I don't see any DNS issues with mine however I'm on a different ISP and use a different modem.
arlomike
Jul 27, 2020Apprentice
Sound like you might have an IP conflict and should look into that. I've noticed that the DHCP server is dumb and hands out conflicting IPs.
- msinexJul 28, 2020Apprentice
Thanks arlomike , could the DHCP be causing the wifi dropping off for my mobile devices?
- arlomikeJul 28, 2020Apprentice
msinex wrote:Thanks arlomike , could the DHCP be causing the wifi dropping off for my mobile devices?
If wifi is disconnecting, then it's not DHCP. If you are connected to your wifi SSID and you have intermittent connectivity to sites, etc., it is possible there is a IP conflict possibily due to DHCP handing out a conflicting IP. Best way to check is to login to the router and see if your IP assignment conflicts w/ other devices that has gotten a lease from the DHCP server. I ran into this problem w/ my wife's phone. Her phone and my iPad had the same IP address. These devices got their IPs via DHCP. A work around is to statically assign your device that is not within the DHCP range.
- FURRYe38Jul 27, 2020Guru
DHCP wouldn't cause DNS errors.
- jimmyandrewsMar 19, 2021AspirantYes it could actually. When netgear doesn't follow international technical guidelines for dchp, as they do in many of their products, for instance, not honoring dns settings and forwarding the router as the dns as netgear does. It's supposed to carry over the dns that is set.
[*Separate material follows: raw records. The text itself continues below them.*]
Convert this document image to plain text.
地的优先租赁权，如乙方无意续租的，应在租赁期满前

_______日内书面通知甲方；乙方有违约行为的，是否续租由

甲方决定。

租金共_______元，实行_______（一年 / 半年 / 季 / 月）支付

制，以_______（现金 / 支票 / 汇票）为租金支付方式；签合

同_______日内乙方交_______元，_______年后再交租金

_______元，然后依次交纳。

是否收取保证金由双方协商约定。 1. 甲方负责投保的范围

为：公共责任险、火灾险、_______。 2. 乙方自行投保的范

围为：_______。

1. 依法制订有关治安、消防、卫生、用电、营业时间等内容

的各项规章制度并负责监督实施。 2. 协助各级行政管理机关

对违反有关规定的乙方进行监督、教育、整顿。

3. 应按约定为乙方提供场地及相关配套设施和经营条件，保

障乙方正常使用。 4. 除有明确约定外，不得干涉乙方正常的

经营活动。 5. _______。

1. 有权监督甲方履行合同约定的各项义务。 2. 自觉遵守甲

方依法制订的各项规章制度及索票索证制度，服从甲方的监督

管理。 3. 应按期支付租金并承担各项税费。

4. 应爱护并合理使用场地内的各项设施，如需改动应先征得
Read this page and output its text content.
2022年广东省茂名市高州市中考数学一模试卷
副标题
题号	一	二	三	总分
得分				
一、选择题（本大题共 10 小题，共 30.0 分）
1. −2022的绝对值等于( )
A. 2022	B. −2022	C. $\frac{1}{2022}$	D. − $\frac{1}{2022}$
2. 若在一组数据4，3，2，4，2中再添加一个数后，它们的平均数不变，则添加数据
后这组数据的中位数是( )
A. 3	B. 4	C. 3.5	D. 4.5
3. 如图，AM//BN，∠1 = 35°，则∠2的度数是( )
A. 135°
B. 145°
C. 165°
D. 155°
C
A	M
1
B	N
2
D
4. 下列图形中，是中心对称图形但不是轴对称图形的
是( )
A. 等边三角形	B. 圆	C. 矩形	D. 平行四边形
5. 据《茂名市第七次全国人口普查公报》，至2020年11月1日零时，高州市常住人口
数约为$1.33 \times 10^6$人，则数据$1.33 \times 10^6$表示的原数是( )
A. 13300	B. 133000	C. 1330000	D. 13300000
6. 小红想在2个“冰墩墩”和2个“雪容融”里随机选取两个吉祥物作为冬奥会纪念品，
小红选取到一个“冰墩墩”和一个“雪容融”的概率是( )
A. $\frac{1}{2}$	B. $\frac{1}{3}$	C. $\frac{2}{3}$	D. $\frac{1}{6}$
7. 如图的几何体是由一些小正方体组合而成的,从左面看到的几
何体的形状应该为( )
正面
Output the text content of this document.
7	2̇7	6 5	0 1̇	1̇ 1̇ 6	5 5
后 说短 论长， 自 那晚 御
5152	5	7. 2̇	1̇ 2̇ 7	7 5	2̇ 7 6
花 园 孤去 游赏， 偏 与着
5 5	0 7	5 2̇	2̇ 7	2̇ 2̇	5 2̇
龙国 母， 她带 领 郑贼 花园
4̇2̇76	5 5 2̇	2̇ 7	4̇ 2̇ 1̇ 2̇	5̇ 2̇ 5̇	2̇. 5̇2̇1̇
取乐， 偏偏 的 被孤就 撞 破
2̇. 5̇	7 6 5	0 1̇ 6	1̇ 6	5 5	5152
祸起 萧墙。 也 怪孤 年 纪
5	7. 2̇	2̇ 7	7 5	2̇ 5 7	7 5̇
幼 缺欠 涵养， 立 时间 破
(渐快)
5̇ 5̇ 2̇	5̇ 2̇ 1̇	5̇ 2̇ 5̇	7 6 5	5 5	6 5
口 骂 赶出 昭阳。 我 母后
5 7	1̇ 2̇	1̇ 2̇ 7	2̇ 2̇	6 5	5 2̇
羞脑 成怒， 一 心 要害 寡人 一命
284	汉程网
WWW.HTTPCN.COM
So, the dns resolver cache gets full, doesn't clear, and the arp tables routes to bad or stale addresses.
- tak1313Mar 19, 2021Luminary
This article also includes OpenWRT as specifically vulnerable (the other article mentions Netgear as a manufacturer. I believe Netgear routers (among many) is based on OpenWRT?
https://www.helpnetsecurity.com/2021/01/19/dnsmasq-vulnerabilities/
Note- I don't know if this is THE issue, especially since Netgear has the annoying habit of NOT stating what their updates address. I'm just stating a possible source of the issue.